# Weak Convergence of Positive Part

Suppose $\Omega\subset\mathbb{R}^n$ is a bounded domain and $p\in (1,\infty)$. Suppose $u_n\in L^p(\Omega)$ is such that $u_n\rightharpoonup u$ in $L^p(\Omega)$. Define the positive part of $u$ by $u^+=\max(u,0)$. Is it true that $$u^+_n\rightharpoonup u^+\,?$$

Thanks.

#### Solutions Collecting From Web of "Weak Convergence of Positive Part"
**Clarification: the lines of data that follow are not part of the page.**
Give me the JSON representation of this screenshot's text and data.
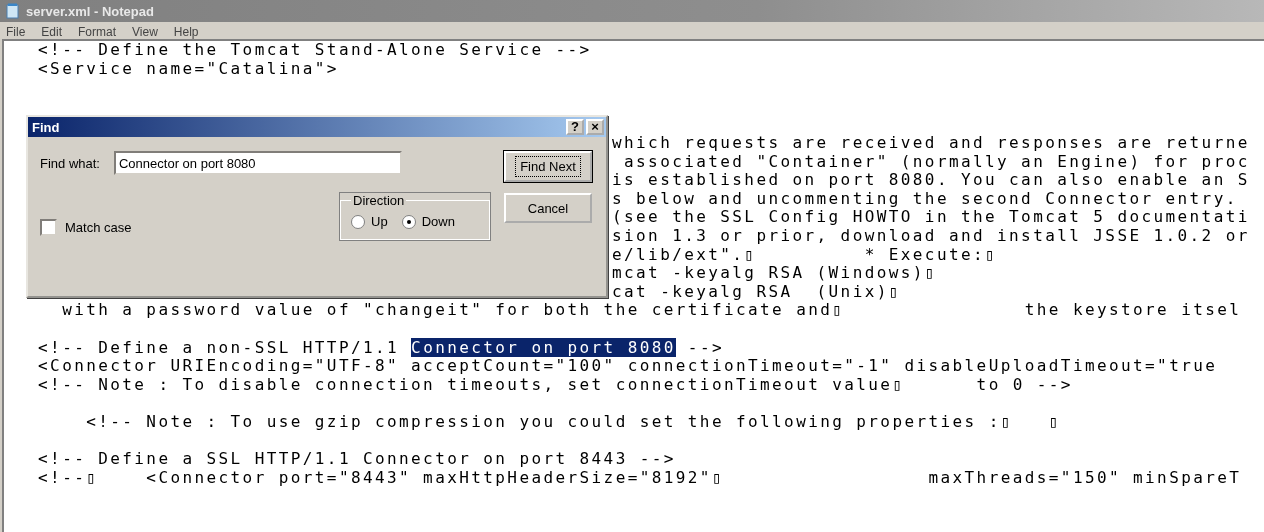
{
  "window": {
    "title": "server.xml - Notepad"
  },
  "menu": [
    "File",
    "Edit",
    "Format",
    "View",
    "Help"
  ],
  "editor": {
    "lines": [
      {
        "kind": "full",
        "text": "  <!-- Define the Tomcat Stand-Alone Service -->"
      },
      {
        "kind": "full",
        "text": "  <Service name=\"Catalina\">"
      },
      {
        "kind": "blank"
      },
      {
        "kind": "blank"
      },
      {
        "kind": "blank"
      },
      {
        "kind": "clipped",
        "text": "which requests are received and responses are returne"
      },
      {
        "kind": "clipped",
        "text": " associated \"Container\" (normally an Engine) for proc"
      },
      {
        "kind": "clipped",
        "text": "is established on port 8080. You can also enable an S"
      },
      {
        "kind": "clipped",
        "text": "s below and uncommenting the second Connector entry."
      },
      {
        "kind": "clipped",
        "text": "(see the SSL Config HOWTO in the Tomcat 5 documentati"
      },
      {
        "kind": "clipped",
        "text": "sion 1.3 or prior, download and install JSSE 1.0.2 or"
      },
      {
        "kind": "clipped",
        "text": "e/lib/ext\".▯         * Execute:▯"
      },
      {
        "kind": "clipped",
        "text": "mcat -keyalg RSA (Windows)▯"
      },
      {
        "kind": "clipped",
        "text": "cat -keyalg RSA  (Unix)▯"
      },
      {
        "kind": "full",
        "text": "    with a password value of \"changeit\" for both the certificate and▯               the keystore itsel"
      },
      {
        "kind": "blank"
      },
      {
        "kind": "segments",
        "segments": [
          {
            "text": "  <!-- Define a non-SSL HTTP/1.1 ",
            "selected": false
          },
          {
            "text": "Connector on port 8080",
            "selected": true
          },
          {
            "text": " -->",
            "selected": false
          }
        ]
      },
      {
        "kind": "full",
        "text": "  <Connector URIEncoding=\"UTF-8\" acceptCount=\"100\" connectionTimeout=\"-1\" disableUploadTimeout=\"true"
      },
      {
        "kind": "full",
        "text": "  <!-- Note : To disable connection timeouts, set connectionTimeout value▯      to 0 -->"
      },
      {
        "kind": "blank"
      },
      {
        "kind": "full",
        "text": "      <!-- Note : To use gzip compression you could set the following properties :▯   ▯"
      },
      {
        "kind": "blank"
      },
      {
        "kind": "full",
        "text": "  <!-- Define a SSL HTTP/1.1 Connector on port 8443 -->"
      },
      {
        "kind": "full",
        "text": "  <!--▯    <Connector port=\"8443\" maxHttpHeaderSize=\"8192\"▯                 maxThreads=\"150\" minSpareT"
      }
    ]
  },
  "find_dialog": {
    "title": "Find",
    "help": "?",
    "close": "×",
    "find_what_label": "Find what:",
    "find_what_value": "Connector on port 8080",
    "direction": {
      "label": "Direction",
      "options": [
        {
          "label": "Up",
          "selected": false
        },
        {
          "label": "Down",
          "selected": true
        }
      ]
    },
    "match_case": {
      "label": "Match case",
      "checked": false
    },
    "buttons": [
      {
        "label": "Find Next",
        "default": true
      },
      {
        "label": "Cancel",
        "default": false
      }
    ]
  }
}
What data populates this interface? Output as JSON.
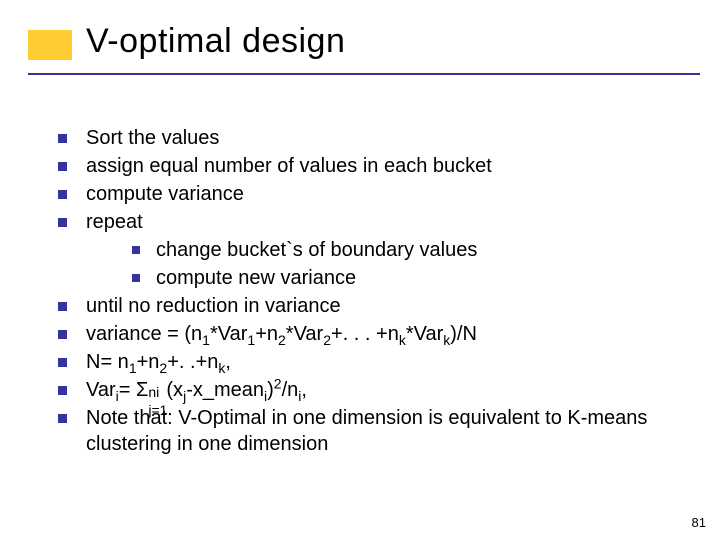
{
  "title": "V-optimal design",
  "bullets": [
    "Sort the values",
    "assign equal number of values in each bucket",
    "compute variance",
    "repeat",
    "until no reduction in variance"
  ],
  "sub_bullets": [
    "change bucket`s of boundary values",
    "compute new variance"
  ],
  "formula_variance_prefix": "variance = (n",
  "formula_variance_mid": "+. . . +n",
  "formula_variance_suffix": ")/N",
  "formula_n_prefix": "N= n",
  "formula_n_suffix": ",",
  "formula_vari_prefix": "Var",
  "formula_vari_eq": "= ",
  "sigma": "Σ",
  "formula_vari_inner_open": "(x",
  "formula_vari_inner_mid": "-x_mean",
  "formula_vari_inner_close": ")",
  "slash_n": "/n",
  "comma": ",",
  "note": "Note that: V-Optimal in one dimension is equivalent to K-means clustering in one dimension",
  "star_var": "*Var",
  "plus_n": "+n",
  "plus_dots": "+. .+n",
  "sub_1": "1",
  "sub_2": "2",
  "sub_k": "k",
  "sub_i": "i",
  "sub_j": "j",
  "sub_j1": "j=1",
  "sup_ni": "ni",
  "sup_2": "2",
  "page_number": "81"
}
It is false. For example, $n=1$, $\Omega=[0,2\pi]$, $p=2$, $u_n(x)=\sin nx$ and $u=0$.

Remark: Suppose that $u_n^+\rightharpoonup u^+$, i.e $u_n^+\rightharpoonup 0$. Then $|u_n|=2u_n^+-u_n\rightharpoonup 0$, which is absurd, because $\int_0^{2\pi}|\sin nx|dx=4$ for every $n\ge 1$.
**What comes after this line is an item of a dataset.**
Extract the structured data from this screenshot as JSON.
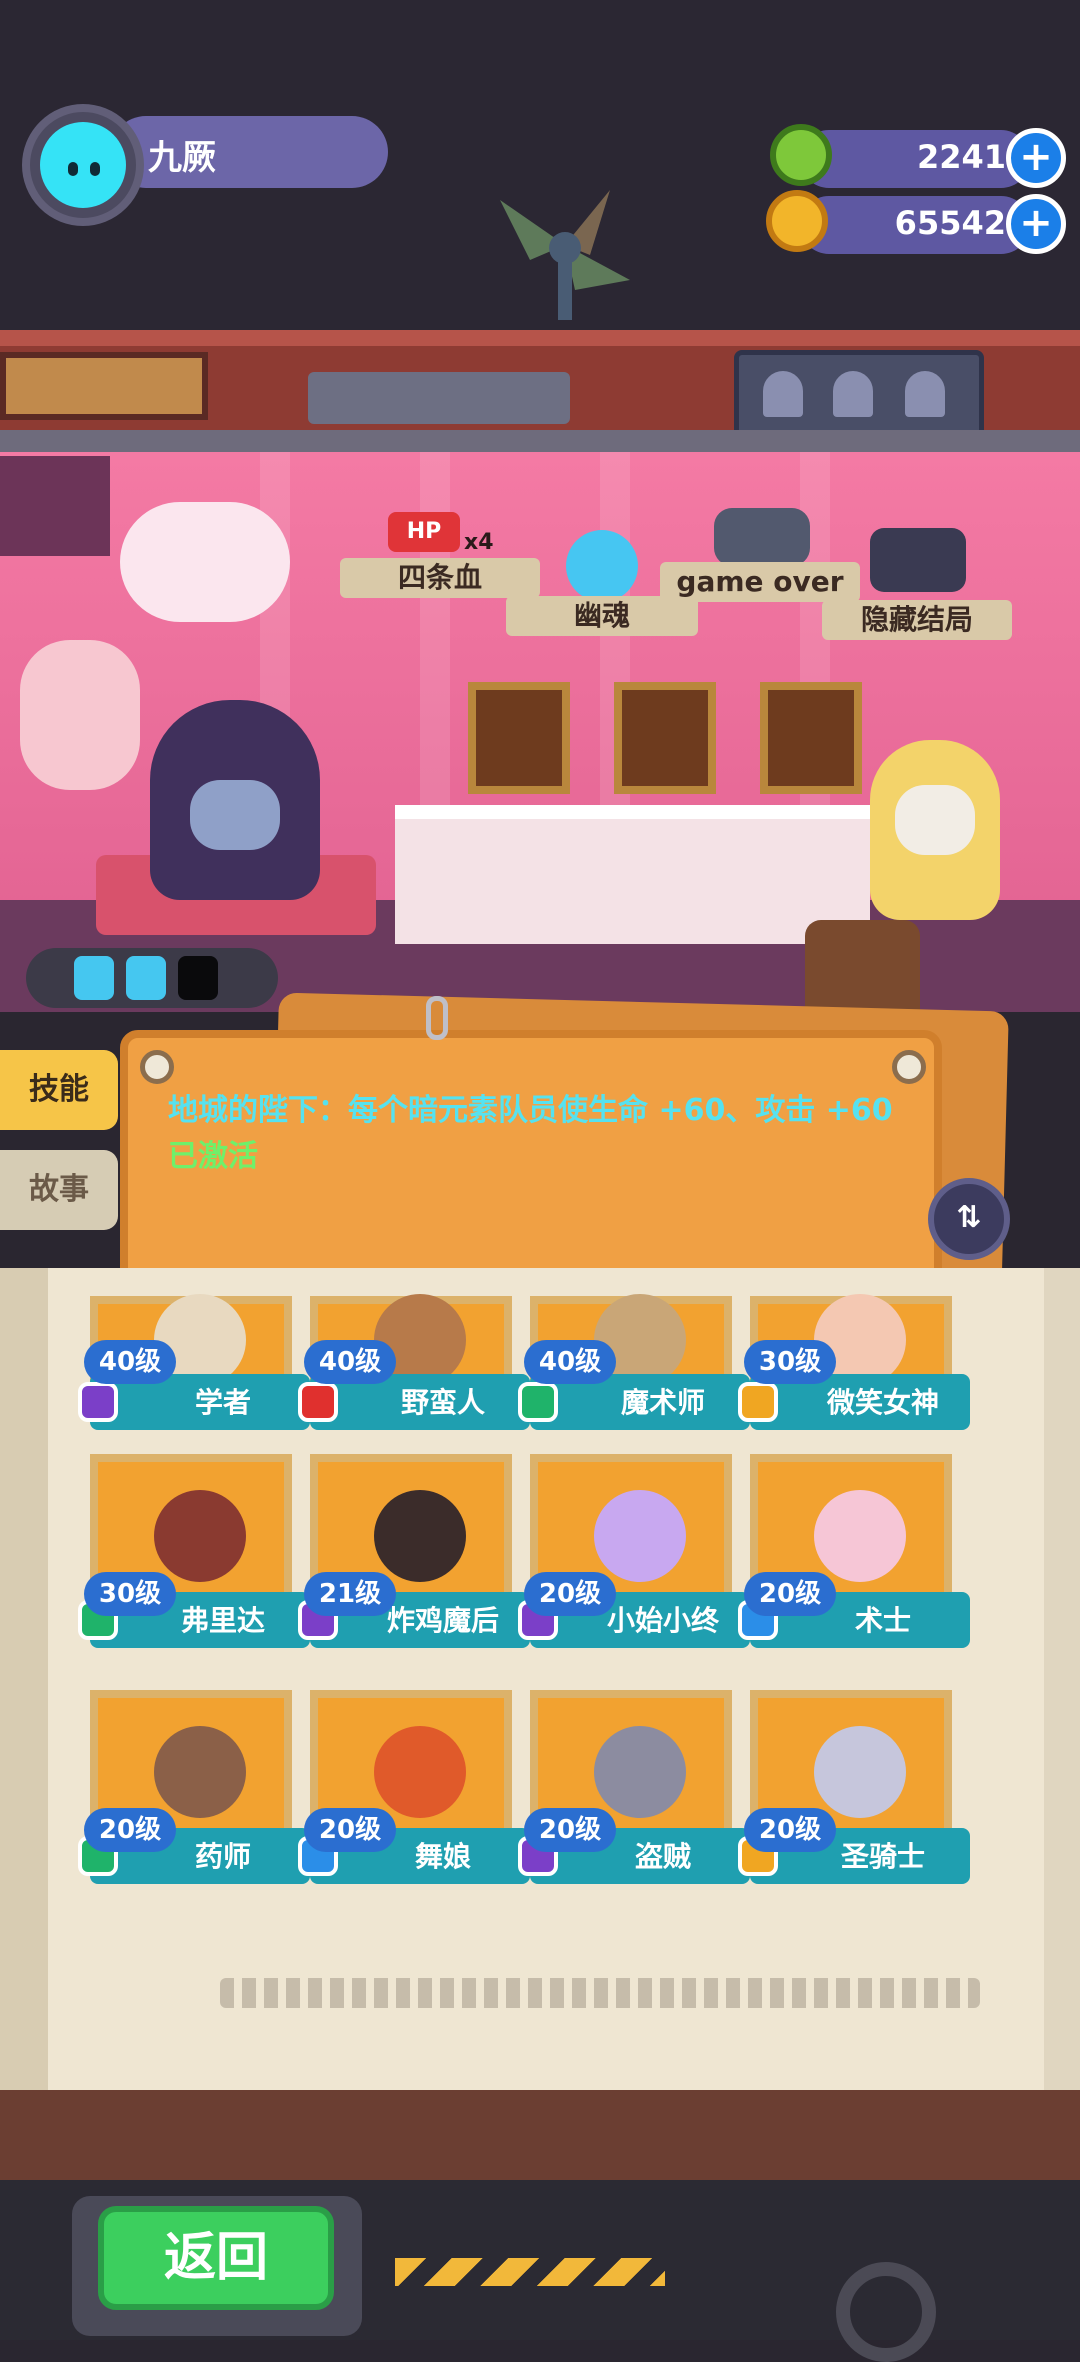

Let’s $A_n=\{ x\in\Omega : u_n(x) \geq 0\}$ and $A=\{ x\in\Omega : u(x) \geq 0\}$. We have $u_n^+(x)=u_n(x)\cdot 1_{A_n}$ and $u^+(x)=u(x)\cdot 1_A$.

Then $u_n\rightharpoonup u$ and $1_{A_n}\rightharpoonup 1_A$ implies $u_n^+\rightharpoonup u^+$. By cause in all metric space if $g_n\to g$ and $h_n\to h$ we have $g_n\cdot h_n \to g\cdot h$.

Now if we not have $1_{A_n}\rightharpoonup 1_A$ then $weak\,lim 1_{A_n}\neq 1_A$ end $|weak\,lim 1_{A_n}-1_A|=1$. And for all linear fuctional $F:L^p\to \mathbb{R}$ we have
$$|F(u_n^+)-F(u^+)|=|F(u_n^{+})-F(u_n\cdot 1_{A})+F(u_n\cdot 1_{A})-F(u^+)|$$
and
implies for $N$ big
$$|F(u_n^+)-F(u^+)|\geq |F(u_n\cdot 1_{A_n})-F(u_n\cdot 1_A)|= |F(u_n)|\cdot| 1_A-1_{A_n}|, \quad \forall n> N$$
If $weak\,lim \inf\{u_n(x): x\in\Omega\}\neq 0$ not have convergence.